O mais recente pesquisas mostram que aproximadamente 26% a 38% dos finlandeses gostariam de ver a Carélia retornar ao controle finlandês e cerca de 51% a 62% se oporiam a tal movimento. Na Rússia, as pessoas associam a palavra "Carélia" à República da Carélia em vez de Carélia finlandesa, o que torna a realização de pesquisas mais difícil. Em uma pesquisa de 1999 da MTV3, 34% da população de Vyborg apoiava o retorno da Carélia à Finlândia e 57% se opunha. Vyborg e o resto da Carélia cedida fora da República da Carélia hoje em dia contêm muito poucos finlandeses étnicos e são habitados quase exclusivamente por pessoas que se mudaram para lá durante a era soviética e seus descendentes.

Em uma pesquisa realizada pelo jornal Karjala e pelo instituto de pesquisa MC-Info Oy em 13 de outubro de 2005, 36% dos finlandeses apoiaram a devolução dos territórios cedidos, em comparação com 51% que se opõem. Em agosto de 2005, uma pesquisa feita por Helsingin Sanomat e Suomen Gallup, determinou que 30% dos finlandeses apoiavam e 62% se opunham ao retorno.[8] Em uma pesquisa de Taloustutkimus e Karjalan Liitto realizada em maio de 2005, o apoio foi de 26%, enquanto 58% se opuseram.[9] Um ano antes, uma pesquisa do STT mostrou 38% de apoio e 57% de oposição. Uma enquete da Taloustutkimus foi criticada pela ProKarelia por fazer perguntas importantes, como: "Você apóia o retorno da Carélia, mesmo que isso signifique relações mais tensas ou mesmo uma guerra com a Rússia?"[10] 5% dos apoiadores e daqueles que se recusaram a responder apoiaram o retorno mesmo nessas circunstâncias (2,1% de todas as respostas).[11]
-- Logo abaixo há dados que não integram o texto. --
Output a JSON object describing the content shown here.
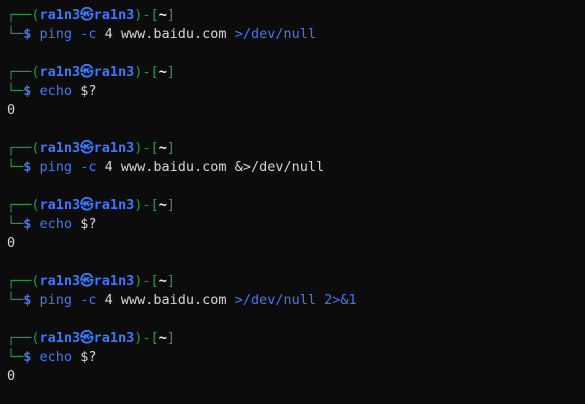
{
  "terminal": {
    "user": "ra1n3",
    "host": "ra1n3",
    "separator": "㉿",
    "cwd": "~",
    "prompt_symbol": "$",
    "frame_top": "┌──(",
    "frame_mid": ")-[",
    "frame_end": "]",
    "frame_bottom": "└─",
    "entries": [
      {
        "cmd": "ping",
        "flag": "-c",
        "count": "4",
        "host": "www.baidu.com",
        "redirect": ">/dev/null",
        "extra": ""
      },
      {
        "cmd": "echo",
        "arg": "$?",
        "output": "0"
      },
      {
        "cmd": "ping",
        "flag": "-c",
        "count": "4",
        "host": "www.baidu.com",
        "redirect": "&>/dev/null",
        "extra": ""
      },
      {
        "cmd": "echo",
        "arg": "$?",
        "output": "0"
      },
      {
        "cmd": "ping",
        "flag": "-c",
        "count": "4",
        "host": "www.baidu.com",
        "redirect": ">/dev/null",
        "extra_redir": "2>",
        "extra_fd": "&1"
      },
      {
        "cmd": "echo",
        "arg": "$?",
        "output": "0"
      }
    ]
  },
  "colors": {
    "background": "#0c0c0c",
    "frame": "#1e9c4d",
    "accent_blue": "#3b78ff",
    "text": "#d6d6d6"
  }
}
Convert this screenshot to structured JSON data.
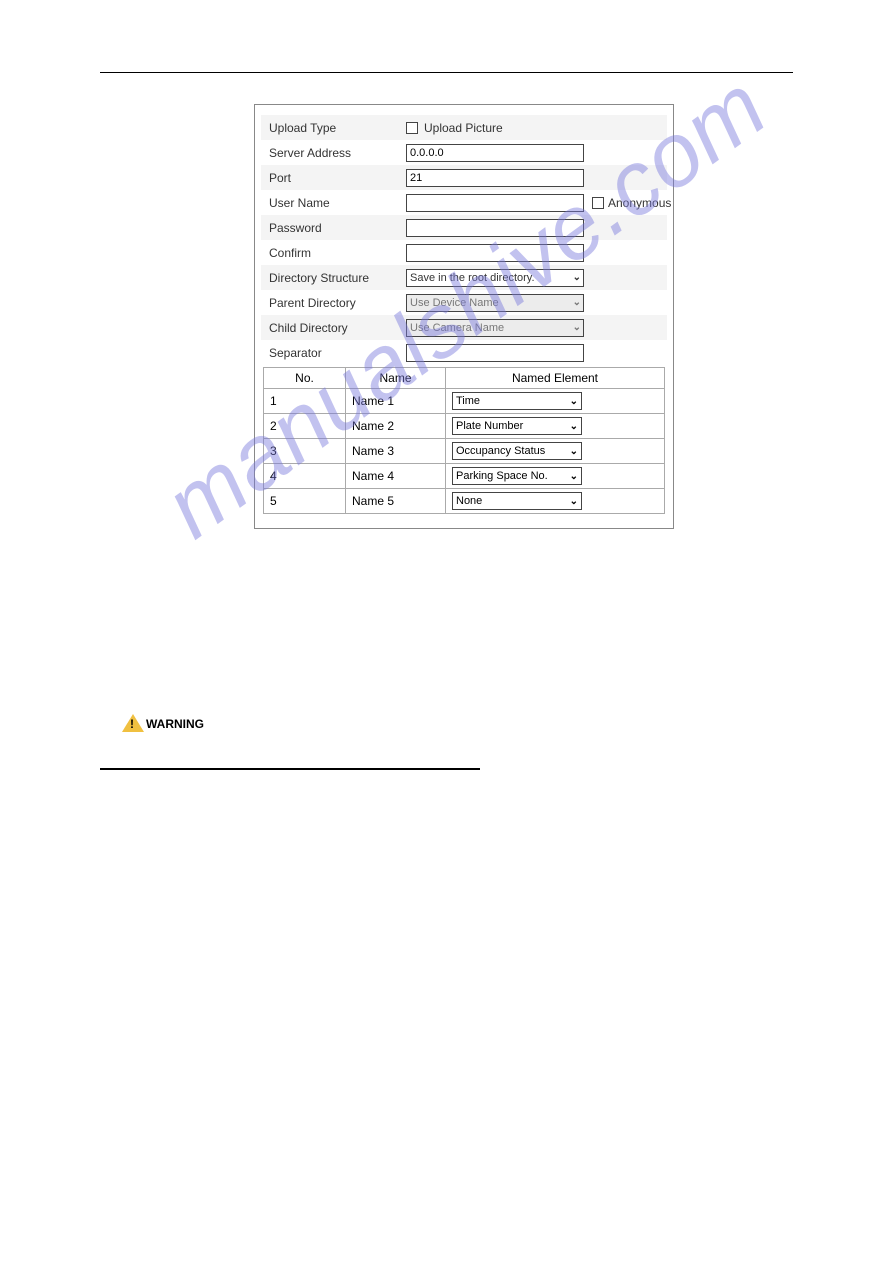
{
  "watermark": "manualshive.com",
  "warning_label": "WARNING",
  "form": {
    "upload_type_label": "Upload Type",
    "upload_picture_label": "Upload Picture",
    "server_address_label": "Server Address",
    "server_address_value": "0.0.0.0",
    "port_label": "Port",
    "port_value": "21",
    "user_name_label": "User Name",
    "user_name_value": "",
    "anonymous_label": "Anonymous",
    "password_label": "Password",
    "password_value": "",
    "confirm_label": "Confirm",
    "confirm_value": "",
    "directory_structure_label": "Directory Structure",
    "directory_structure_value": "Save in the root directory.",
    "parent_directory_label": "Parent Directory",
    "parent_directory_value": "Use Device Name",
    "child_directory_label": "Child Directory",
    "child_directory_value": "Use Camera Name",
    "separator_label": "Separator",
    "separator_value": ""
  },
  "table": {
    "headers": {
      "no": "No.",
      "name": "Name",
      "named_element": "Named Element"
    },
    "rows": [
      {
        "no": "1",
        "name": "Name 1",
        "element": "Time"
      },
      {
        "no": "2",
        "name": "Name 2",
        "element": "Plate Number"
      },
      {
        "no": "3",
        "name": "Name 3",
        "element": "Occupancy Status"
      },
      {
        "no": "4",
        "name": "Name 4",
        "element": "Parking Space No."
      },
      {
        "no": "5",
        "name": "Name 5",
        "element": "None"
      }
    ]
  }
}
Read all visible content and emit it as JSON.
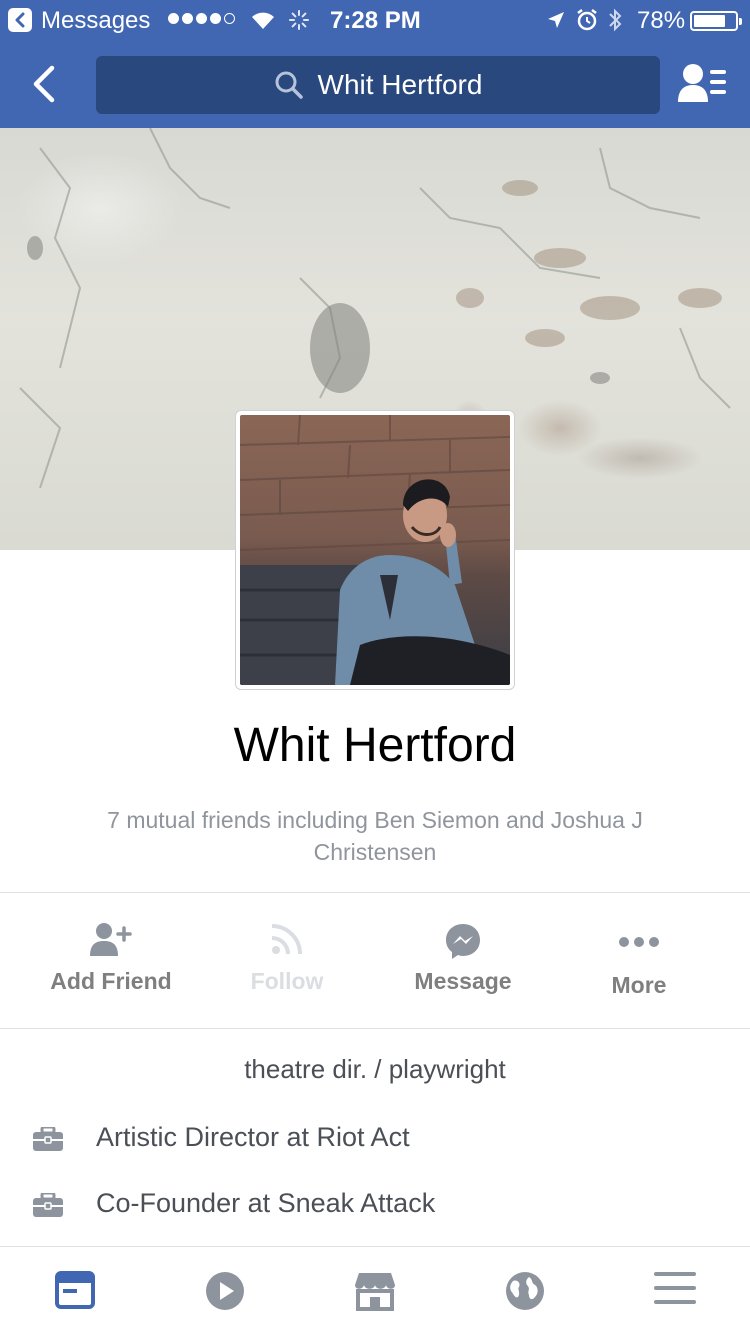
{
  "status_bar": {
    "back_app": "Messages",
    "time": "7:28 PM",
    "battery": "78%",
    "battery_level": 0.78
  },
  "nav": {
    "search_value": "Whit Hertford"
  },
  "profile": {
    "name": "Whit Hertford",
    "mutual_friends": "7 mutual friends including Ben Siemon and Joshua J Christensen"
  },
  "actions": [
    {
      "label": "Add Friend",
      "icon": "add-friend-icon"
    },
    {
      "label": "Follow",
      "icon": "rss-icon",
      "enabled": false
    },
    {
      "label": "Message",
      "icon": "messenger-icon"
    },
    {
      "label": "More",
      "icon": "more-icon"
    }
  ],
  "about": {
    "headline": "theatre dir. / playwright",
    "work": [
      {
        "text": "Artistic Director at Riot Act",
        "icon": "briefcase-icon"
      },
      {
        "text": "Co-Founder at Sneak Attack",
        "icon": "briefcase-icon"
      }
    ]
  },
  "tab_bar": {
    "tabs": [
      "news-feed-icon",
      "video-icon",
      "marketplace-icon",
      "globe-icon",
      "menu-icon"
    ],
    "active_tab": "news-feed-icon"
  },
  "colors": {
    "brand": "#4267b2",
    "search_bg": "#29487d",
    "muted": "#90949c",
    "active_tab": "#4267b2",
    "inactive_tab": "#8d949e"
  }
}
Muitas das pessoas que nasceram na Carélia e foram evacuadas querem que a Carélia se torne parte da Finlândia. De acordo com pesquisas, pessoas mais velhas (com 65 anos ou mais) e jovens (15-25) apóiam a ideia mais fortemente do que a geração de seus pais (25-65), que cresceu durante a Guerra Fria.[8] O ex-presidente Mauno Koivisto foi contra uma discussão sobre a questão.[12] O apoio para recuperar as áreas cedidas também é forte entre os grupos de direita nacionalistas menores.

Problemas e argumentosEditar

PreçoEditar

 
Blocos de apartamentos construídos na era soviética em Svetogorsk (Enso)

Um dos principais motivos para se opor à devolução é o medo dos custos que isso acarretaria. De acordo com outra pesquisa realizada pelo Helsingin Sanomat, 42% dos finlandeses se opõem à lista de retorno que é o motivo mais importante. O padrão de vida no lado russo da fronteira é muito mais baixo do que no lado finlandês. O PIB (PPC) per capita da Finlândia é cerca do dobro do da Rússia.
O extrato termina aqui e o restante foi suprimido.